Behringer offers an incredible value for money synth with their ARP 2600 clone. The only thing which I was missing was the vintage styled housing of the original 2600. Yes, I could have build a wooden housing and string it with tolex, but this would have involved too much time and the price for such a case would be redicoulsy high.

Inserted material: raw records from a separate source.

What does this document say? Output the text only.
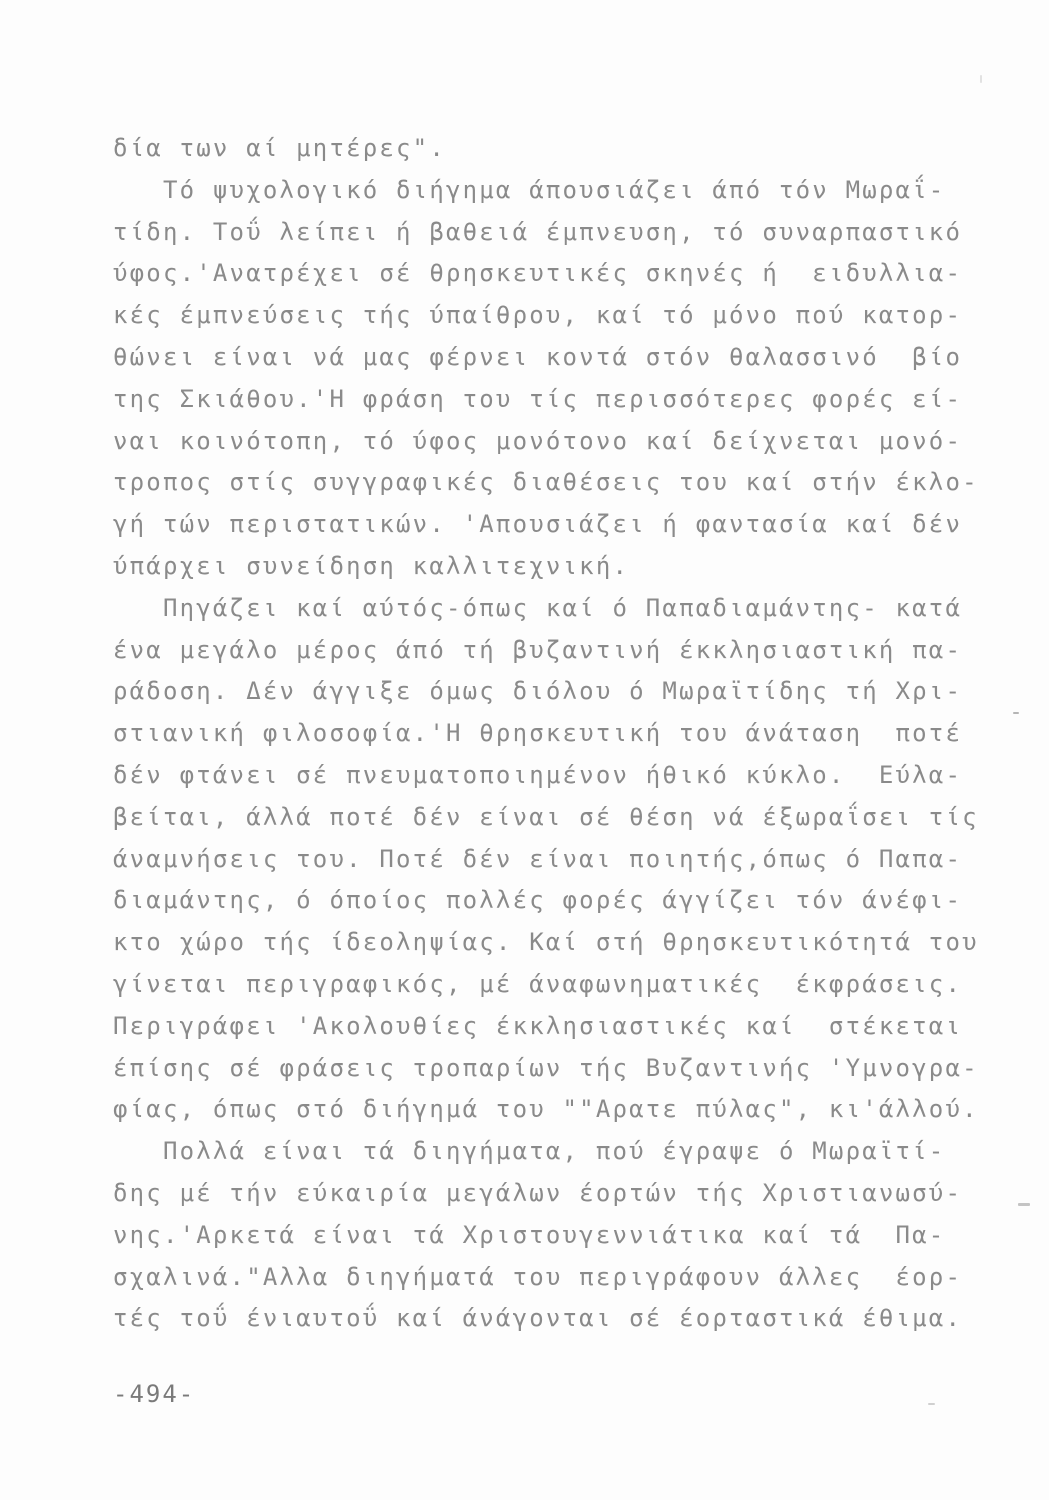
δία των αί μητέρες".
Τό ψυχολογικό διήγημα άπουσιάζει άπό τόν Μωραΐ-
τίδη. Τοΰ λείπει ή βαθειά έμπνευση, τό συναρπαστικό
ύφος.'Ανατρέχει σέ θρησκευτικές σκηνές ή  ειδυλλια-
κές έμπνεύσεις τής ύπαίθρου, καί τό μόνο πού κατορ-
θώνει είναι νά μας φέρνει κοντά στόν θαλασσινό  βίο
της Σκιάθου.'Η φράση του τίς περισσότερες φορές εί-
ναι κοινότοπη, τό ύφος μονότονο καί δείχνεται μονό-
τροπος στίς συγγραφικές διαθέσεις του καί στήν έκλο-
γή τών περιστατικών. 'Απουσιάζει ή φαντασία καί δέν
ύπάρχει συνείδηση καλλιτεχνική.
Πηγάζει καί αύτός-όπως καί ό Παπαδιαμάντης- κατά
ένα μεγάλο μέρος άπό τή βυζαντινή έκκλησιαστική πα-
ράδοση. Δέν άγγιξε όμως διόλου ό Μωραϊτίδης τή Χρι-
στιανική φιλοσοφία.'Η θρησκευτική του άνάταση  ποτέ
δέν φτάνει σέ πνευματοποιημένον ήθικό κύκλο.  Εύλα-
βείται, άλλά ποτέ δέν είναι σέ θέση νά έξωραΐσει τίς
άναμνήσεις του. Ποτέ δέν είναι ποιητής,όπως ό Παπα-
διαμάντης, ό όποίος πολλές φορές άγγίζει τόν άνέφι-
κτο χώρο τής ίδεοληψίας. Καί στή θρησκευτικότητά του
γίνεται περιγραφικός, μέ άναφωνηματικές  έκφράσεις.
Περιγράφει 'Ακολουθίες έκκλησιαστικές καί  στέκεται
έπίσης σέ φράσεις τροπαρίων τής Βυζαντινής 'Υμνογρα-
φίας, όπως στό διήγημά του ""Αρατε πύλας", κι'άλλού.
Πολλά είναι τά διηγήματα, πού έγραψε ό Μωραϊτί-
δης μέ τήν εύκαιρία μεγάλων έορτών τής Χριστιανωσύ-
νης.'Αρκετά είναι τά Χριστουγεννιάτικα καί τά  Πα-
σχαλινά."Αλλα διηγήματά του περιγράφουν άλλες  έορ-
τές τοΰ ένιαυτοΰ καί άνάγονται σέ έορταστικά έθιμα.
-494-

That's where I had this crazy idea to print such a case on a 3D printer...
A huge 3D printer
First I realized that my trusted Prusa Printers were not able to print such a big housing. So I had to look for an according printer which is cappable to print such large objects. U nder all cirumstances, I wanted to avoid glueing parts together. Luckily I found exactly one 3D printer model which was reasonably priced and offered the required print volume: The Creality CR-10 S5. The printer is not too bad, but required a lot of modifications to become a reliable work horse:
- Changing all fans
- Reinforcing the vertical (Z) beams with additional beams
- Reinforcing the Y stepper motor mount
- Installing stepper motor dampers
- Installing a big 220V silicone heat bed
- Exchange the extruder
- Align and protect all wires
The printer is not the fastest, but it does the job very well. Printing the 2600 case takes about 2 days nonstop printing and the result is amazing.
The textured surface looks almost like tolex:
The housing for the Korg SQ-1 Sequencer
Since I wanted to add an extra feature, I included an optional housing for the SQ-1 sequencer, since also the original ARP 2600 came with an optional sequencer:
All in all I'm very happy with the outcome which is by far better than I would have expetcted to be possible with a 3D printer.